Cuaca Mendung Berhasil Redam Suhu Panas, Sekolah Manfaatkan untuk Kegiatan Literasi
s2dikdas.fip.unesa.ac.id, Surabaya — Cuaca mendung sejak pagi hari membuat suhu udara terasa lebih sejuk dibanding hari-hari sebelumnya. Kondisi ini dimanfaatkan oleh sekolah untuk melaksanakan kegiatan literasi di ruang terbuka. Guru bisa mengajak para siswa membaca buku di sekitar lingkungan sekolah dengan tetap memperhatikan keamanan jika mendung berubah menjadi hujan.
Siswa terlihat lebih fokus saat membaca karena udara yang sejuk membantu meningkatkan kenyamanan belajar. Guru juga bisa menjelaskan bahwa cuaca mendung terjadi ketika sinar matahari tertutup awan tebal sehingga suhu menurun. Pembelajaran tentang cuaca pun disisipkan secara ringan agar siswa memahami fenomena yang sedang mereka alami.
Selain membaca, beberapa kelas juga melakukan kegiatan diskusi santai mengenai bacaan masing-masing. Guru memanfaatkan suasana mendung yang tenang untuk mempererat interaksi siswa dengan materi literasi. Kegiatan belajar di luar ruangan seperti ini membantu menumbuhkan semangat belajar yang lebih natural dan tidak monoton.

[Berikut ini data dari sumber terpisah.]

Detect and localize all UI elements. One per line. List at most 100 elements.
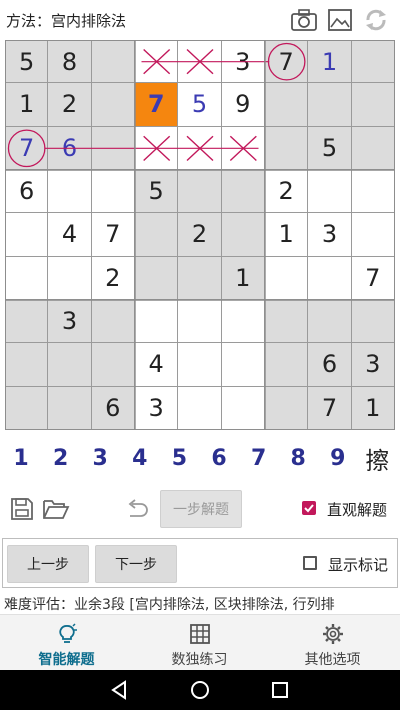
sudoku-cell[interactable]: 6 — [308, 343, 352, 387]
sudoku-cell[interactable]: 9 — [221, 83, 265, 127]
numpad-digit-3[interactable]: 3 — [80, 436, 120, 480]
sudoku-cell[interactable] — [351, 40, 395, 84]
sudoku-cell[interactable] — [351, 83, 395, 127]
save-icon[interactable] — [9, 496, 35, 522]
tab-smart-solve[interactable]: 智能解题 — [0, 615, 133, 671]
sudoku-cell[interactable]: 6 — [5, 170, 49, 214]
sudoku-cell[interactable]: 2 — [265, 170, 309, 214]
sudoku-cell[interactable]: 1 — [265, 213, 309, 257]
sudoku-cell[interactable] — [351, 126, 395, 170]
sudoku-cell[interactable]: 1 — [308, 40, 352, 84]
camera-icon[interactable] — [290, 7, 318, 33]
sudoku-cell[interactable] — [351, 213, 395, 257]
tab-sudoku-practice[interactable]: 数独练习 — [133, 615, 266, 671]
next-step-button[interactable]: 下一步 — [95, 545, 177, 583]
sudoku-cell[interactable] — [5, 300, 49, 344]
sudoku-cell[interactable]: 7 — [135, 83, 179, 127]
sudoku-cell[interactable] — [265, 343, 309, 387]
sudoku-cell[interactable] — [178, 343, 222, 387]
sudoku-cell[interactable]: 5 — [308, 126, 352, 170]
recents-icon[interactable] — [268, 678, 292, 702]
sudoku-cell[interactable] — [178, 40, 222, 84]
sudoku-cell[interactable]: 1 — [5, 83, 49, 127]
sudoku-cell[interactable] — [91, 83, 135, 127]
sudoku-cell[interactable] — [308, 170, 352, 214]
sudoku-cell[interactable] — [91, 343, 135, 387]
sudoku-cell[interactable]: 4 — [135, 343, 179, 387]
sudoku-cell[interactable] — [308, 256, 352, 300]
sudoku-cell[interactable] — [265, 386, 309, 430]
home-icon[interactable] — [188, 678, 212, 702]
sudoku-cell[interactable] — [178, 126, 222, 170]
sudoku-cell[interactable] — [91, 300, 135, 344]
sudoku-cell[interactable]: 7 — [91, 213, 135, 257]
sudoku-cell[interactable]: 4 — [48, 213, 92, 257]
sudoku-cell[interactable]: 6 — [91, 386, 135, 430]
numpad-digit-5[interactable]: 5 — [159, 436, 199, 480]
prev-step-button[interactable]: 上一步 — [7, 545, 89, 583]
sudoku-cell[interactable] — [221, 213, 265, 257]
sudoku-cell[interactable] — [5, 343, 49, 387]
sudoku-cell[interactable] — [135, 126, 179, 170]
sudoku-cell[interactable]: 7 — [308, 386, 352, 430]
sudoku-cell[interactable] — [308, 300, 352, 344]
sudoku-cell[interactable] — [265, 300, 309, 344]
show-marks-checkbox[interactable] — [303, 556, 317, 570]
sudoku-cell[interactable]: 5 — [178, 83, 222, 127]
numpad-digit-7[interactable]: 7 — [239, 436, 279, 480]
sudoku-cell[interactable] — [221, 126, 265, 170]
numpad-digit-6[interactable]: 6 — [199, 436, 239, 480]
sudoku-cell[interactable]: 7 — [351, 256, 395, 300]
intuitive-solve-checkbox[interactable] — [302, 501, 316, 515]
sudoku-cell[interactable] — [178, 386, 222, 430]
sudoku-cell[interactable] — [308, 83, 352, 127]
sudoku-cell[interactable]: 5 — [5, 40, 49, 84]
back-icon[interactable] — [108, 678, 132, 702]
sudoku-cell[interactable] — [135, 256, 179, 300]
numpad-digit-8[interactable]: 8 — [278, 436, 318, 480]
sudoku-cell[interactable] — [135, 213, 179, 257]
sudoku-cell[interactable] — [351, 170, 395, 214]
step-solve-button[interactable]: 一步解题 — [160, 490, 242, 528]
sudoku-cell[interactable] — [91, 170, 135, 214]
sudoku-cell[interactable] — [265, 83, 309, 127]
folder-open-icon[interactable] — [42, 496, 70, 522]
sudoku-cell[interactable] — [91, 126, 135, 170]
sudoku-cell[interactable] — [48, 386, 92, 430]
sudoku-cell[interactable] — [221, 300, 265, 344]
refresh-icon[interactable] — [362, 7, 390, 33]
sudoku-cell[interactable]: 6 — [48, 126, 92, 170]
sudoku-cell[interactable] — [5, 386, 49, 430]
sudoku-cell[interactable]: 5 — [135, 170, 179, 214]
sudoku-cell[interactable]: 7 — [265, 40, 309, 84]
sudoku-cell[interactable] — [5, 213, 49, 257]
sudoku-cell[interactable] — [91, 40, 135, 84]
sudoku-cell[interactable]: 1 — [351, 386, 395, 430]
sudoku-cell[interactable] — [221, 170, 265, 214]
numpad-digit-2[interactable]: 2 — [41, 436, 81, 480]
sudoku-cell[interactable]: 1 — [221, 256, 265, 300]
sudoku-cell[interactable]: 2 — [48, 83, 92, 127]
numpad-digit-4[interactable]: 4 — [120, 436, 160, 480]
undo-icon[interactable] — [124, 497, 150, 521]
sudoku-cell[interactable]: 3 — [221, 40, 265, 84]
sudoku-cell[interactable] — [5, 256, 49, 300]
sudoku-cell[interactable] — [48, 343, 92, 387]
sudoku-cell[interactable] — [48, 170, 92, 214]
sudoku-cell[interactable]: 8 — [48, 40, 92, 84]
sudoku-cell[interactable] — [265, 256, 309, 300]
tab-other-options[interactable]: 其他选项 — [266, 615, 399, 671]
numpad-digit-1[interactable]: 1 — [1, 436, 41, 480]
sudoku-cell[interactable] — [351, 300, 395, 344]
sudoku-cell[interactable] — [178, 300, 222, 344]
sudoku-cell[interactable] — [178, 170, 222, 214]
sudoku-cell[interactable]: 2 — [91, 256, 135, 300]
sudoku-cell[interactable]: 3 — [351, 343, 395, 387]
image-icon[interactable] — [326, 7, 354, 33]
sudoku-cell[interactable]: 7 — [5, 126, 49, 170]
sudoku-cell[interactable] — [135, 300, 179, 344]
sudoku-cell[interactable] — [221, 343, 265, 387]
sudoku-cell[interactable] — [221, 386, 265, 430]
erase-button[interactable]: 擦 — [357, 436, 397, 480]
sudoku-cell[interactable] — [135, 40, 179, 84]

Inisiatif memanfaatkan cuaca mendung untuk kegiatan literasi mendukung SDGs 4 (Quality Education) karena menciptakan pembelajaran yang kreatif dan adaptif terhadap kondisi lingkungan. Selain itu, pemahaman siswa terhadap fenomena cuaca juga berkaitan dengan SDGs 13 (Climate Action) yang mendorong kesadaran terhadap perubahan iklim dan dinamika alam.
Guru berharap kegiatan literasi berbasis lingkungan seperti ini dapat dilakukan lebih sering, terutama ketika cuaca mendukung. Dengan mengenalkan siswa pada berbagai kondisi cuaca sambil tetap belajar, sekolah menciptakan pengalaman yang menyenangkan sekaligus edukatif. Model belajar ini juga menanamkan kecintaan siswa terhadap alam sejak dini.